The lack of rainfall results in high evaporation rates, which bring soil beneath
the soil to the surface. Hence, most soils in southern Californian farmland are
alkaline and infertile.
To overcome this constraint, farmers in southern California have adopted various
modern farming methods.
Firstly, irrigation farming is highly prevalent in southern California. To overcome
the lack of water for growing crops, there have been large-scale constructions of
various water schemes to provide irrigation water to dry areas. Large dams have
been built to store water, which is transported to farms by canals and
aqueducts. To ensure a reliable water source for farmland, irrigation methods
are used, eg. the gravity flow system, the sprinkler system, and the drip
irrigation system.
To overcome the problem of infertile soil, chemical fertilizers have been used to
improve soil fertility and increase productivity. This method reduces crop failure,
improves crop quality, and ensures a high yield per unit of land.
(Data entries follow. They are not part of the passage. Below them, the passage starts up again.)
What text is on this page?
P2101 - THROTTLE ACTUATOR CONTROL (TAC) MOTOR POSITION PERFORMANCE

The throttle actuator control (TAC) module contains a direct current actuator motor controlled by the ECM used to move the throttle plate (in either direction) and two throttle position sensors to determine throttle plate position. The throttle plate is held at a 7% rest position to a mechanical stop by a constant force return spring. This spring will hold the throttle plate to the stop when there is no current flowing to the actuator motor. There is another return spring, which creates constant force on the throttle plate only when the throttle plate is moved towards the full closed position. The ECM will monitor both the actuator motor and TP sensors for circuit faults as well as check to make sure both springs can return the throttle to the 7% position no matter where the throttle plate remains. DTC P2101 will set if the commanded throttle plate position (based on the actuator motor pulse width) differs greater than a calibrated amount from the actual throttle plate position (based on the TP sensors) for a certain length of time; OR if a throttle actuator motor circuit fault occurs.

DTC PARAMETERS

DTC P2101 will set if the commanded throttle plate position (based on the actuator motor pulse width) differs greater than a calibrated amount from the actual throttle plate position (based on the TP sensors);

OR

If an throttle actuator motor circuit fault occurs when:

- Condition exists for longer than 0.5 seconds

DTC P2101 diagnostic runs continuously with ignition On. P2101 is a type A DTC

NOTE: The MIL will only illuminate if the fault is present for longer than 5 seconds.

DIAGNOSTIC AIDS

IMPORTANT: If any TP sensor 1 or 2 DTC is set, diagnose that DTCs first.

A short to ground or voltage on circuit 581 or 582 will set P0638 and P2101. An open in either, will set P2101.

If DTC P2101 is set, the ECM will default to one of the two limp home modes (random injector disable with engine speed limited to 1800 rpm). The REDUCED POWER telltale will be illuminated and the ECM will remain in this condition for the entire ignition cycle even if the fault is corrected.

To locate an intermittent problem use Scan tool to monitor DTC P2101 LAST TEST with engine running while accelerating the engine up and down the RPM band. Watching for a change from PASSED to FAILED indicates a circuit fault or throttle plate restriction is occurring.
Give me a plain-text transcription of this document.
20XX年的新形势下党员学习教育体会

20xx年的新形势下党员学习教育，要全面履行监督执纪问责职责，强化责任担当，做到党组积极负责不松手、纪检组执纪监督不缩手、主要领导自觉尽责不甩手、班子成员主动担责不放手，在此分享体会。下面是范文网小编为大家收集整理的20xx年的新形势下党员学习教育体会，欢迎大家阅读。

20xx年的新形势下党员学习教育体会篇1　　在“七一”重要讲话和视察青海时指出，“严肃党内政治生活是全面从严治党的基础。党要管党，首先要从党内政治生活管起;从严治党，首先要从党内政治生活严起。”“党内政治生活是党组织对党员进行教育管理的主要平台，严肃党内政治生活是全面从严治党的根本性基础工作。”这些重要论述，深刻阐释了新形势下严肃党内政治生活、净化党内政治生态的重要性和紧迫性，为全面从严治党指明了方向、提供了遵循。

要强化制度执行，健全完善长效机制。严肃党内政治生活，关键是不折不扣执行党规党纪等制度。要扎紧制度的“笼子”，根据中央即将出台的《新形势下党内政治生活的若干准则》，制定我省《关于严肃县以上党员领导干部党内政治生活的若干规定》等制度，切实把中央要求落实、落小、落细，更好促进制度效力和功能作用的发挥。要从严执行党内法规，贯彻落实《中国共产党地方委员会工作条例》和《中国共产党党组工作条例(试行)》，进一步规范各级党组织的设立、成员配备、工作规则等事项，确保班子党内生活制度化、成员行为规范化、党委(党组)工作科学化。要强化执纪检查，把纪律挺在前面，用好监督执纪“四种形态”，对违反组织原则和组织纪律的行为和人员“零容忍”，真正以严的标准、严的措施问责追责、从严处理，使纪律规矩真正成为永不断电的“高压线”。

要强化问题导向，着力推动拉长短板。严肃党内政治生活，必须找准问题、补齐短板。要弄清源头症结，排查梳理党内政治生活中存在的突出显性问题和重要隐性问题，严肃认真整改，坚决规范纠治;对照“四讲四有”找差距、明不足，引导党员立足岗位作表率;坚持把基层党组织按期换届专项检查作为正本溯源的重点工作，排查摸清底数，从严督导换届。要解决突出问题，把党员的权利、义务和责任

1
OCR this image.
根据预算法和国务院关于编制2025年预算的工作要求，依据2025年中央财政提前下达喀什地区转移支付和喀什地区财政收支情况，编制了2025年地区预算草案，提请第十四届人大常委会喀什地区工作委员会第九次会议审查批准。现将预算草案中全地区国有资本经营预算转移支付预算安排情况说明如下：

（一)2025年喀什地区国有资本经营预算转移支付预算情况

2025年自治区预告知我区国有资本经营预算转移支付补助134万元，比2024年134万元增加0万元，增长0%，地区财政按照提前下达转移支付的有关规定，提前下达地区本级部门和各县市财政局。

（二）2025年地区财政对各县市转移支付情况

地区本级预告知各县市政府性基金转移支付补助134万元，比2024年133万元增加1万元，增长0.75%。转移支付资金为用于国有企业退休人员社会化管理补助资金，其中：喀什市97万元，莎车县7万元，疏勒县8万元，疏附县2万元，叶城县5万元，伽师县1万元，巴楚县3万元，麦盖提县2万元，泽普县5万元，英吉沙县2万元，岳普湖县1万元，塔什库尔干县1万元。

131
These methods are all of high technology, and require large sums of capital and
high levels of research and development.
Despite the benefits the aforementioned methods can bring, such modern
technology is unsuitable for overcoming the problems of drought and alleviating
food shortages in the Sahel.
Firstly, there are no large rivers in the Sahel, making it difficult to develop
efficient irrigation systems. To construct canals and aqueducts to transport
water into inland regions would be near impossible, unless sky-high amounts of

capital is allocated to such a measure. Advanced irrigation systems such as drip


irrigation systems are very costly as well. As countries along the Sahel are poor,
it would be impossible for this measure to be feasible there.
Secondly, people living in the Sahel are poor and have little money to devote to
research and development of modern agricultural technology, such as irrigation
systems and chemical fertilizers. Such modern technologies also demand high
capital investment for implementation. Governments cannot afford to conduct
research on modern farming technology, and farmers themselves cannot afford
to use such technology.
Thirdly, farmers in the Sahel are generally of low education level. They do not
posses the knowledge to use modern farming technology such as advanced
irrigation systems and chemical fertilizers. Their methods of farming are
traditional, and they will not know how to adopt advanced ways. Therefore,
modern farming technology is not suitable for such farmers to use.
In conclusion, the advanced farming technology used in southern California
cannot be transferred to the Sahel to overcome the problems of drought and
alleviate food shortages because the Sahel has an unfavorable location factor,
and lacks the money and knowledge to use such technology.